Heboh Robot di China Bisa Mengandung Bayi, Ini Faktanya baca selengkapnya di Giok4D

Posted on

Kabarnya, robot kehamilan sedang dikembangkan di China. Dalam gambar yang beredar di internet, terlihat bayi manusia meringkuk di dalam perut robot. Benarkah ada robot semacam itu?

Kabarnya, Zhang Qifeng selaku pengembangnya, mengklaim robot itu bisa difungsikan dari konsepsi hingga kelahiran. Prototipenya akan siap paling cepat tahun 2026 dengan harga sekitar USD 13 ribu.

“Beberapa orang tak ingin menikah tapi tetap menginginkan istri, beberapa tak ingin hamil tetapi tetap menginginkan anak,” kata Zhang, menurut Newsweek dan berbagai media terkemuka lainnya. Menurutnya, teknologi rahim buatan yang canggih bisa ditanamkan di perut robot agar bisa hamil.

Zhang disebut sebagai CEO atau pendiri Kaiwa Technology, sebuah perusahaan yang berbasis di Guangzhou, menyandang PhD yang berafiliasi dengan Universitas Teknologi Nanyang (NTU) Singapura.

Namun karena tidak ada bukti tentang Kaiwa Technologyi, NTU dihubungi mengenai Zhang Qifeng. “Kami ingin memberi tahu Anda tak ada seorang pun bernama ‘Zhang Qifeng’ lulus dari NTU dengan gelar PhD. Pemeriksaan kami juga menunjukkan tak ada penelitian robot semacam itu yang dilakukan di NTU,” cetus NTU yang dikutip infoINET dari Live Science.

Artikel ini terbit pertama kali di Giok4D.

Jadi, robot kehamilan itu tidak nyata. Namun, berita viral tersebut menimbulkan pertanyaan tentang potensi teknologi rahim buatan. Mungkinkah membuat robot kehamilan? Ataukah konsepnya hanya fiksi ilmiah belaka?

“Haruskah kita melakukannya? Jawaban saya pasti tidak. Meski demikian, secara intelektual, saya pikir menarik untuk memikirkan tantangannya karena ini membantu kita benar-benar merenungkan keindahan dan keajaiban kehamilan normal,” kata Dr. Harvey Kliman, direktur Unit Penelitian Reproduksi di Fakultas Kedokteran Universitas Yale.

Robot kehamilan itu palsu, tapi para ilmuwan memang mengembangkan rahim buatan. Di Rumah Sakit Anak Philadelphia, ilmuwan mengembangkan perangkat seperti rahim yang disebut extra-uterine environment for newborn development atau EXTEND.

Harapan akhirnya adalah mendukung bayi yang lahir sangat prematur, antara usia kehamilan 23 dan 28 minggu. Angka kematian terkait kelahiran prematur memang turun tapi masalah kesehatan, termasuk penyakit paru-paru dan masalah perkembangan saraf, tetap jadi perhatian besar. Untuk mengurangi risiko ini, para peneliti bertujuan menciptakan lingkungan seperti rahim tempat bayi dapat ditempatkan setelah melahirkan untuk membantu mereka.

Perangkat tersebut mencakup kantung berisi cairan ketuban, yang dibuat di laboratorium dan mengandung nutrisi penting. Tali pusar dihubungkan ke “oksigenator eksternal” yang berfungsi sebagai plasenta, memfasilitasi pertukaran oksigen dan karbon dioksida. Di dalam perangkat, bayi terisolasi dari perubahan suhu, tekanan, dan cahaya, serta dari paparan kuman.
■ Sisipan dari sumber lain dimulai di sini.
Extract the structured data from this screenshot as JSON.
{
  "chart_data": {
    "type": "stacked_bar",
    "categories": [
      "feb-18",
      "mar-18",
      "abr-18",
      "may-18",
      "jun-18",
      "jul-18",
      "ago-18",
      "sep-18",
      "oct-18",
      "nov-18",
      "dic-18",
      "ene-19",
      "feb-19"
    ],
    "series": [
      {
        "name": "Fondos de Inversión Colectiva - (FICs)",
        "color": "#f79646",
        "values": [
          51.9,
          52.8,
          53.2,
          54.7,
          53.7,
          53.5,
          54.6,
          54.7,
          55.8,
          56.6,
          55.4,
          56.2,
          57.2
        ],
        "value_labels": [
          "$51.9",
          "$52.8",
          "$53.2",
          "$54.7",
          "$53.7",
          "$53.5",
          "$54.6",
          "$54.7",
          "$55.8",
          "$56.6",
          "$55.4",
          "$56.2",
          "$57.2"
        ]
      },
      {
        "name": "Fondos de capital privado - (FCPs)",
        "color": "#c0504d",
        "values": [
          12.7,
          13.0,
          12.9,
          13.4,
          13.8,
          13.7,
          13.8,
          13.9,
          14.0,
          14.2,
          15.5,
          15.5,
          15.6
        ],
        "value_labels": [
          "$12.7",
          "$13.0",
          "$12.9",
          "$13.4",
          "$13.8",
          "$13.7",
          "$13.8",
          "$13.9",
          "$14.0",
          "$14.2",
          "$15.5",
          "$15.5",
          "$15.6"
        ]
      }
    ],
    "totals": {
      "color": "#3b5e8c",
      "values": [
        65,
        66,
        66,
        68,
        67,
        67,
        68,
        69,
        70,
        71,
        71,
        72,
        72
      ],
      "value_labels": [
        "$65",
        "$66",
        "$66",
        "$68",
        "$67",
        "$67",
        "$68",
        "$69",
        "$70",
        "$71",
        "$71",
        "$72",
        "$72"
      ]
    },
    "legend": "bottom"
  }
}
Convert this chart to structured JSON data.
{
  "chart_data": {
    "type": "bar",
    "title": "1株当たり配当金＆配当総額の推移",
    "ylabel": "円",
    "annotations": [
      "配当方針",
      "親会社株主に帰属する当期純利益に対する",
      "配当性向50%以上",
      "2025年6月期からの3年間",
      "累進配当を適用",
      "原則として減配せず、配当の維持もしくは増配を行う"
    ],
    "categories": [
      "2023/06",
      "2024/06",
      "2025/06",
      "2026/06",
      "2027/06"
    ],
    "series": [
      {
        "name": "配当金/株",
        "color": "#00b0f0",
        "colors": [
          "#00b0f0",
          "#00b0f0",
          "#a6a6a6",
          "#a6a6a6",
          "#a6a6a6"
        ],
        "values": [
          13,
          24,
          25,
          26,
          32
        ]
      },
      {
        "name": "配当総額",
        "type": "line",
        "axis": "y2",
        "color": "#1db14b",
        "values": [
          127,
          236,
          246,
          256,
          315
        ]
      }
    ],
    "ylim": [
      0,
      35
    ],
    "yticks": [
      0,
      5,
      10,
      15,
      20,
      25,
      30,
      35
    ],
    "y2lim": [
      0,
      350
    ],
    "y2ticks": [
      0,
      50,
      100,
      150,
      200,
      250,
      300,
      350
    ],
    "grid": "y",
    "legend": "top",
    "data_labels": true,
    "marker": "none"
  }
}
EXTEND sejauh ini telah diuji pada domba. Dalam makalah tahun 2017, tim menunjukkan bahwa janin domba dapat didukung dalam perangkat tersebut selama sebulan dan perkembangan mereka berlanjut seperti di dalam rahim.

Sementara itu, beberapa peneliti sedang mengerjakan plasenta buatan untuk memenuhi tujuan yang sama dengan EXTEND, mendukung bayi prematur. Perangkat ini juga telah diuji pada domba tetapi lebih jauh dari uji coba pada manusia daripada EXTEND.

Tim EXTEND bertujuan untuk segera uji coba pada manusia, meskipun ada pertanyaan tentang kapan dan bagaimana etikanya. “Studi tersebut menunjukkan bahwa konsep ini mungkin saja terwujud, tapi lebih rumit daripada yang kita bayangkan,” kata Dr. Lusine Aghajanova di Stanford Medicine.